« Hira gasy : L’Opéra des champs » par la Kaompania Rasoalalo Kavia
La troupe d’artistes-paysans malgaches Rasoalalo Kavia, originaire du village d’Ampahimanga, s’est produite pour la première fois en France au musée du Quai Branly.
Menée par Pâquerette Rasoalalao et Alfred Léonard Rasolofomanana, la Kaompania Rasoalalao Kavia, une mpihira gasy (également appelée mpilalao) ou formation d’art populaire composée de Jean de Dieu Randrianasolo, Jean Ramilisaona, Jean de Dieu Razafimahatratra, Louis Jean Chrisostome Rasoloarinirina, Elise Ratolojanahary, Maminiaina Misaela Rakotonarivo, Jean Baptiste Rakotobozaka, Mamitian’ny Vola Nirintsoa Marka Rasarindraniaina, Fanomezantsoa Arette Ravaonasolo, Charline Odette Razanamasoandro, Germain Randriamifidy, nous a ébloui par l’énergie et la poésie se dégageant de ses chants, de ses rythmes, de ses airs, de ses danses, plus d’une heure et quart sans discontinuer.
Les hommes, menés par le maître de cérémonie, arrivent en tout premier, depuis la salle, armés de langoraonys (tambours) et trompettes, et de lokangas (violons) aussi. Les non musiciens, qui n’ont que leur corps, leur cœur et le chœur vocal formé à plusieurs, arborent un sourire on ne peut plus franc. Ils sont uniformément vêtus d’une tunique carmin, protégés de la lumière diurne par un chapeau de paille à large rebord. Les femmes, parées de robes de gala aux teintes pastel, psalmodient, alternent cris et modulations ; elles effectuent de gracieux balancements de hanches et de petits gestes des mains. Tous et toutes sont déchaussés, tels des va-nu-pieds. Et ne cessent d’invoquer, d’invectiver, de déclamer, d’apostropher, de brocarder et de chanter toute la soirée, stimulés par les deux tambours-majors, la métronomie des frappes pleine peau et celles, plus sèches, sur la coque des caissons, entraînés par leur rythmique spécifique du kabary, une prosodie proche quoique certainement plus ancienne que le scat, le rap, le slam.

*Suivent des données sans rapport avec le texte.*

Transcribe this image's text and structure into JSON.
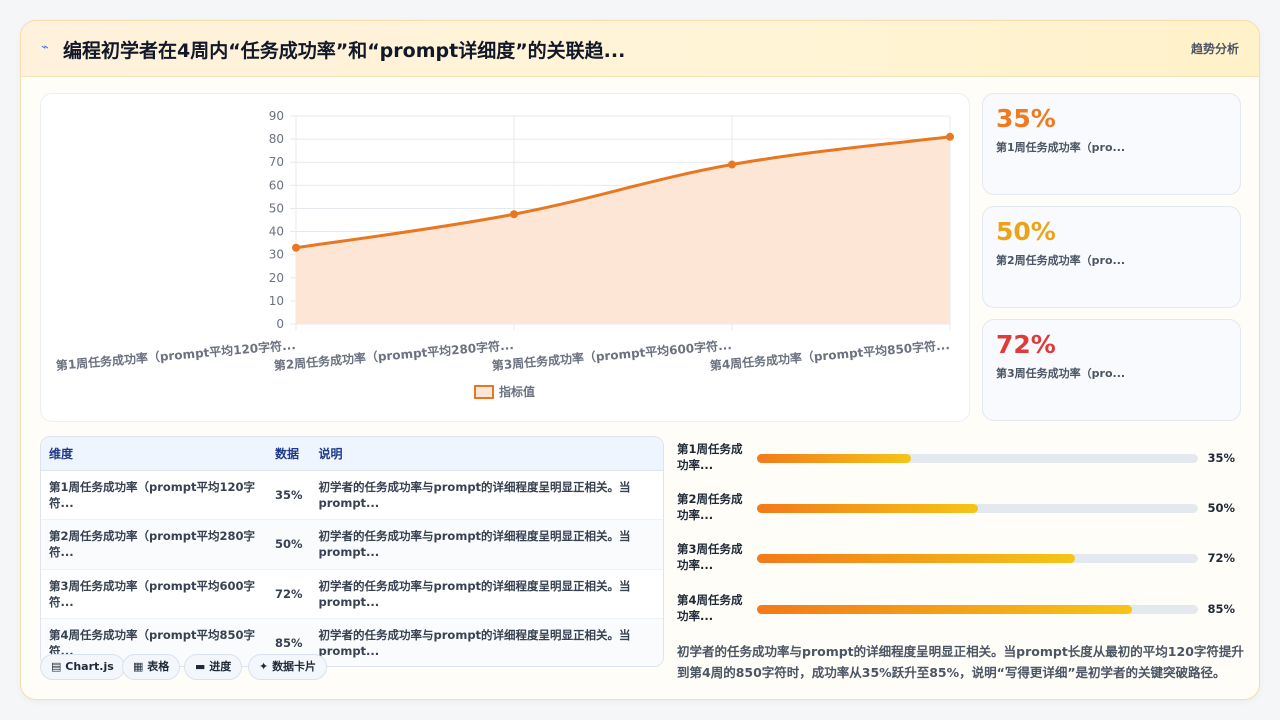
{
  "header": {
    "icon": "trend-icon",
    "title": "编程初学者在4周内“任务成功率”和“prompt详细度”的关联趋...",
    "right_label": "趋势分析"
  },
  "colors": {
    "line": "#e87722",
    "area": "#fde6d6",
    "kpi_1": "#ef7a1f",
    "kpi_2": "#eba417",
    "kpi_3": "#e03b3b",
    "bar_gradient": [
      "#f27a1a",
      "#f5c518"
    ]
  },
  "chart_data": {
    "type": "line",
    "categories": [
      "第1周任务成功率（prompt平均120字符...",
      "第2周任务成功率（prompt平均280字符...",
      "第3周任务成功率（prompt平均600字符...",
      "第4周任务成功率（prompt平均850字符..."
    ],
    "series": [
      {
        "name": "指标值",
        "values": [
          33,
          47.5,
          69,
          81
        ]
      }
    ],
    "ylim": [
      0,
      90
    ],
    "yticks": [
      0,
      10,
      20,
      30,
      40,
      50,
      60,
      70,
      80,
      90
    ],
    "grid": true,
    "area_fill": true,
    "legend_position": "bottom"
  },
  "kpis": [
    {
      "value": "35%",
      "label": "第1周任务成功率（pro..."
    },
    {
      "value": "50%",
      "label": "第2周任务成功率（pro..."
    },
    {
      "value": "72%",
      "label": "第3周任务成功率（pro..."
    }
  ],
  "table": {
    "headers": [
      "维度",
      "数据",
      "说明"
    ],
    "rows": [
      {
        "dim": "第1周任务成功率（prompt平均120字符...",
        "num": "35%",
        "desc": "初学者的任务成功率与prompt的详细程度呈明显正相关。当prompt..."
      },
      {
        "dim": "第2周任务成功率（prompt平均280字符...",
        "num": "50%",
        "desc": "初学者的任务成功率与prompt的详细程度呈明显正相关。当prompt..."
      },
      {
        "dim": "第3周任务成功率（prompt平均600字符...",
        "num": "72%",
        "desc": "初学者的任务成功率与prompt的详细程度呈明显正相关。当prompt..."
      },
      {
        "dim": "第4周任务成功率（prompt平均850字符...",
        "num": "85%",
        "desc": "初学者的任务成功率与prompt的详细程度呈明显正相关。当prompt..."
      }
    ]
  },
  "tags": [
    {
      "icon": "chart-icon",
      "glyph": "▤",
      "label": "Chart.js"
    },
    {
      "icon": "table-icon",
      "glyph": "▦",
      "label": "表格"
    },
    {
      "icon": "progress-icon",
      "glyph": "▬",
      "label": "进度"
    },
    {
      "icon": "card-icon",
      "glyph": "✦",
      "label": "数据卡片"
    }
  ],
  "progress": [
    {
      "label": "第1周任务成功率...",
      "value": 0.35,
      "value_text": "35%"
    },
    {
      "label": "第2周任务成功率...",
      "value": 0.5,
      "value_text": "50%"
    },
    {
      "label": "第3周任务成功率...",
      "value": 0.72,
      "value_text": "72%"
    },
    {
      "label": "第4周任务成功率...",
      "value": 0.85,
      "value_text": "85%"
    }
  ],
  "summary": "初学者的任务成功率与prompt的详细程度呈明显正相关。当prompt长度从最初的平均120字符提升到第4周的850字符时，成功率从35%跃升至85%，说明“写得更详细”是初学者的关键突破路径。"
}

On le voit et l’entend, le hira gasy a une forme opératique. Cette danse originaire des plateaux centraux de la Grande Île semble très simple et n’exige aucun mouvement virtuose. Elle vise l’unisson et la symétrie et exige mémorisation de nombre d’ornements et parfaite coordination d’ensemble. Le hira gasy ne se dissocie ni de la musique, ni du chant, ni de la pantomime. Le hira gasy prend sa source dans des rituels comme le famadihana ou retournement des morts, une coutume de « doubles funérailles » ayant une fonction phatique entre les mânes des défunts et le monde des ancêtres. Il se déroule en plein air à l’occasion de fêtes traditionnelles, avant de prendre la forme de représentations spectaculaires, comme dans le cas présent, dans le cadre théâtral d’un amphi muséal – en l’occurrence, à l’initiative de la Maison des cultures du monde, du Centre français du patrimoine culturel immatériel et du Collectif 12 de Mantes-la-Jolie.
Galerie photos © Nicolas Villodre
L’art oratoire relève de la joute entre tarikas – bandes, familles, communautés, quartiers, etc. – dont la « battle » hip hop pourrait être un équivalent contemporain, dans la mesure où l’on trouvera des avatars de ces défis techniques, sportifs, physiques qui ont valeur symbolique à travers le monde, depuis les époques les plus lointaines. La forme est fixée qui, selon les spécialistes suit plusieurs phases distinctes : le sasin-tehaka (prélude aux applaudissements), le kabary proprement dit (discours), le reni-hira (chant principal), le zanakira (chanson enfantine), les danses dihy, guerrières puis en couple inspirées des afindrafindrao, quadrilles et polkas du XIXe siècle, puis les adieux.
L’hybridation ou mixage touche l’art vocal, choral, polyphonique à base d’airs folkloriques, de cantiques voisins du gospel, de mélodies occidentales. Le contenu est critique, polémique, politique, moral, social. Et toujours poétique. Le but poursuivi est le fihavanana, une fraternité qui rime avec nirvana. Dans cet état, toutes proportions gardées, le public s’est trouvé au terme de la soirée.
Nicolas Villodre
Vu le 8 novembre 2018 au musée du Quai Branly-Jacques Chirac, dans le cadre du festival de l’Imaginaire.